July 20 QUITO (Dow Jones)--Ecuadorean President Rafael Correa's party failed to garner enough votes in Congress to pass a controversial monetary reform bill that would give the central bank the use of deposits to fund investment projects, but it hasn't given up on the plan.
Correa's party, Alianza Pais, secured only 59 votes Tuesday, four short of the 63 needed to pass laws in the 124-seat legislature. The failure is Correa's second recent congressional defeat, after the party was unable to get enough votes in May for a bill to overhaul water usage. He is also struggling to find sufficient backing for communications and education bills.
The president of the legislature, Fernando Cordero, a member of the government party, plans to present the monetary policy reform bill again next week for another vote, since the opposition also lacked sufficient votes to bury it. Some analysts fear the bill, if passed, could compromise the country's financial stability.
It could have "potentially disastrous consequences," said Ramiro Crespo of Analytica Securities, an investment bank based in Quito.
Central bank deposits include public-sector funds, revenue from oil exports, loans from multilateral lenders and minimum reserve requirements from private banks.
The monetary bill seeks to reduce the bank's accounting systems for dollar reserves to three from four, merging the separate accounting of private-sector deposits into a miscellaneous system, together with the reserves of state-owned banks. It would also allow the central bank to place short-term bonds on domestic and foreign markets and to invest in domestic short-term securities regardless of whether they are public, private, financial or non-financial.
The central bank would be allowed to invest up to a quarter of the miscellaneous system funds in these operations.
The proposed law suggests the central bank could invest directly in state-owned banks, and would also be allowed to provide liquidity to institutions "with some questionable lending policies and high non-performing loan ratios," Crespo said.
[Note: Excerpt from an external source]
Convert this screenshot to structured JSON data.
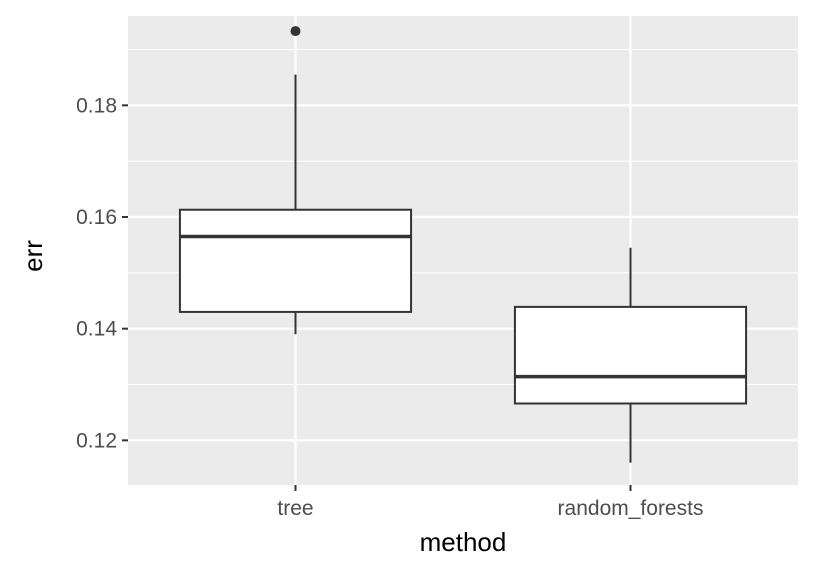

The reforms would also allow the central bank to invest directly in debt issued by local companies, debt that wouldn't have to be listed on a stock exchange.
According to Crespo, the reform wouldn't provide transparency, but would give more discretionary power to the central bank officials, particularly its board of directors.
Central bank President Diego Borja said Wednesday that the bill offers clarity on Central Bank money, and what part could be used to boost national production. "The objective of the reform is to mobilize the national savings for local investment, but if the law isn't approved it doesn't prevent the continued use of the national savings to encourage national production," he added.
Marcos Lopez, a former member of a central bank board said the bill would allow the monetary authority to act as a commercial bank, giving loans, and reducing its capacity to respond to an eventual liquidity crisis in the country.
"The funds that the central bank has are from public and private entities, from private banks," Lopez said. "In an eventual crisis, if the depositors demand their money the bank couldn't respond with immediate liquidity, and with that the dollarization system could even be in danger," Lopez said.
Ecuador adopted the U.S. dollar as its currency in 2000 following a severe bank collapse that led to $8 billion in losses.
Correa's administration has been rattled by the recent protests against several of its proposed laws, including proposals on hydrocarbons reform, communications, and university education. On Wednesday, Cordero suspended a session to vote on the universities bill amid protests by opposition lawmakers.
In the case of the hydrocarbons bill, the deadline is July 25, but if lawmakers fail to get enough votes to change or reject it, it will become law automatically because it was sent as an "urgent" law.